The Mongols built an empire with one technological breakthrough

Enlarge / This pair of 1,100-year-old metal stirrups was unearthed from a Mongolian woman’s grave in 2016. They were part of a well-preserved saddle with reinforcements that would have allowed the rider unprecedented mobility.

A general of the Song Dynasty (960-1279) described the Mongols riding long distances standing up in the saddle, with “the main weight of the body upon the calves or lower part of the leg with some weight upon the feet and ankles.” The stirrups were meant to keep the rider centered and upright in even the most tumultuous situation. They hung from a saddle that was made of wood and had a high back and front. These, supplemented with endless hours of practice, gave a Mongol rider unprecedented stability. The rider could maintain hands-free balance on the horse while the horse twisted and turned and while the rider himself turned in the saddle. A fluidly mobile rider could then use his hands to fire arrows in any direction as he rode.

At a time when most armies won by driving ineluctably forward, the Mongols advanced and retreated while never letting up on their assault.

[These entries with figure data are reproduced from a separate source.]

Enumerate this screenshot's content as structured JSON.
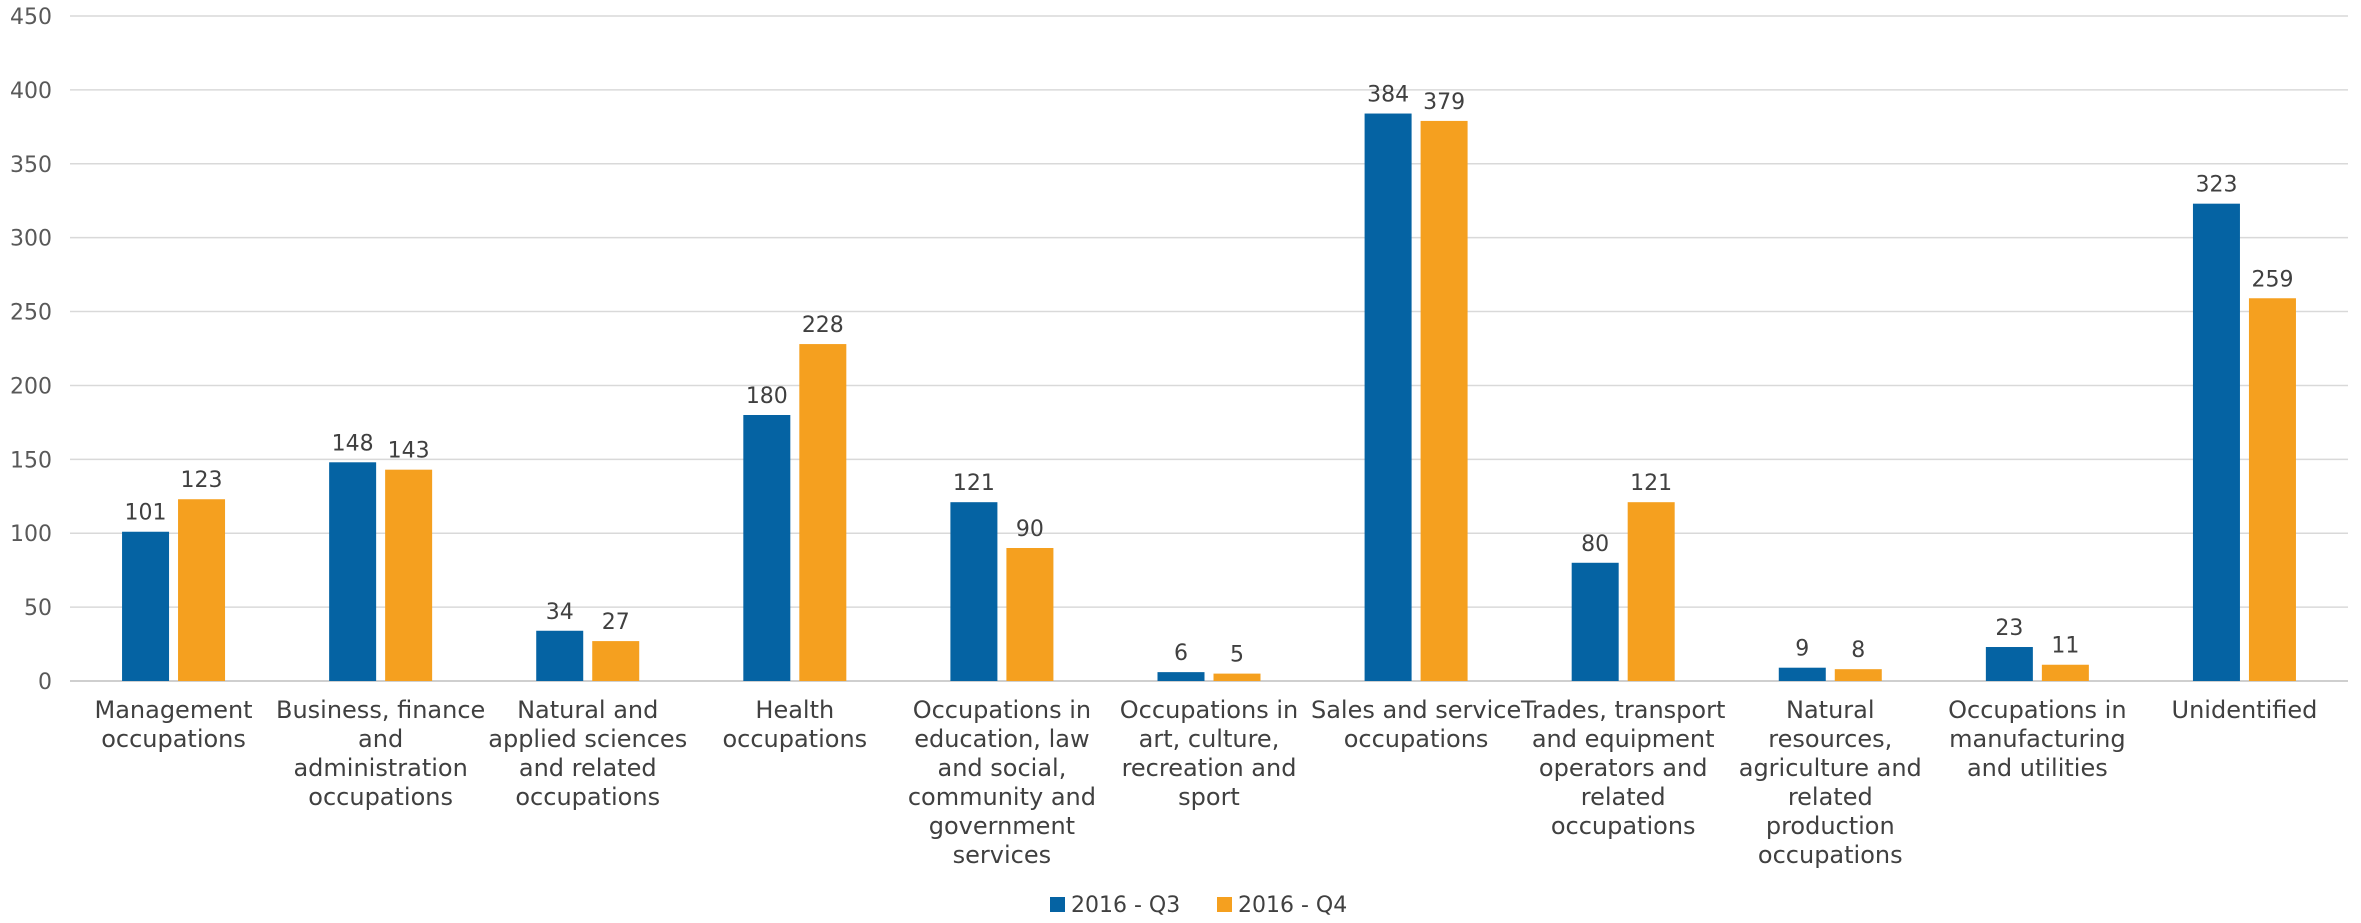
{
  "chart_data": {
    "type": "bar",
    "title": "",
    "xlabel": "",
    "ylabel": "",
    "ylim": [
      0,
      450
    ],
    "yticks": [
      0,
      50,
      100,
      150,
      200,
      250,
      300,
      350,
      400,
      450
    ],
    "grid": true,
    "legend_position": "bottom-center",
    "categories": [
      [
        "Management",
        "occupations"
      ],
      [
        "Business, finance",
        "and",
        "administration",
        "occupations"
      ],
      [
        "Natural and",
        "applied sciences",
        "and related",
        "occupations"
      ],
      [
        "Health",
        "occupations"
      ],
      [
        "Occupations in",
        "education, law",
        "and social,",
        "community and",
        "government",
        "services"
      ],
      [
        "Occupations in",
        "art, culture,",
        "recreation and",
        "sport"
      ],
      [
        "Sales and service",
        "occupations"
      ],
      [
        "Trades, transport",
        "and equipment",
        "operators and",
        "related",
        "occupations"
      ],
      [
        "Natural",
        "resources,",
        "agriculture and",
        "related",
        "production",
        "occupations"
      ],
      [
        "Occupations in",
        "manufacturing",
        "and utilities"
      ],
      [
        "Unidentified"
      ]
    ],
    "series": [
      {
        "name": "2016 - Q3",
        "color": "#0563a3",
        "values": [
          101,
          148,
          34,
          180,
          121,
          6,
          384,
          80,
          9,
          23,
          323
        ]
      },
      {
        "name": "2016 - Q4",
        "color": "#f5a01f",
        "values": [
          123,
          143,
          27,
          228,
          90,
          5,
          379,
          121,
          8,
          11,
          259
        ]
      }
    ]
  }
}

When they met their opposition, their cavalry galloped forward with wild agility, shooting arrows continuously, presenting a terrifying united front. As they got within a few yards of the other army, the charging horsemen’s unity broke. They turned and galloped away as quickly as they’d come.

The power of retreat

Historian Thomas Craughwell explains that an ability to twist in their saddles meant that, even as the Mongols rode away, they could shoot arrows back toward the enemy army. As the army continued to charge and retreat, their patterns became ever more chaotic. Marco Polo, who saw the Mongols in action, described their technique: “They never let themselves get into a regular melee, but keep perpetually riding around and shooting into the enemy.”

If traditional mounted troops were like tanks, Mongol-mounted warriors were fighter pilots. Their mastery of movement made them unbeatable. The other army would advance on a shifting, uniting, scattering, and reuniting foe.

Enlarge / This is a representation of a battle between Mongols and the Chinese, recorded in 1211 in the Jami’ al-tawarikh, by Rashid al-Din. Note the Mongols standing in their saddles.

When all else failed, the Mongols used psychology. At a signal, the cavalry could wheel around and make a convincingly jumbled false retreat. Unwary opposition forces would often then charge after them, believing that the battle had, unexpectedly, gone their way. The Mongol cavalry would then turn right back around, having lured a few overconfident souls too close. More often, though, they would continue their retreat and then maneuver out of the way. Then, unmounted archers would shower the pursuing army with arrows, and more heavily armored cavalry could charge in with lances. At that point, the battle was as good as over.

The Mongolian Empire’s stunning rise to power reveals how one technological development provided a literal stepping point for a new style of warfare—one that could not be resisted by any existing army. The largest land empire the world has ever known did not exist because of any one factor. A thousand different circumstances helped Genghis Khan and his immediate descendants conquer most of a continent. But the stirrup played an indispensable role. Engineering the perfect stirrup gave an army, and a people, an ineradicable place in history.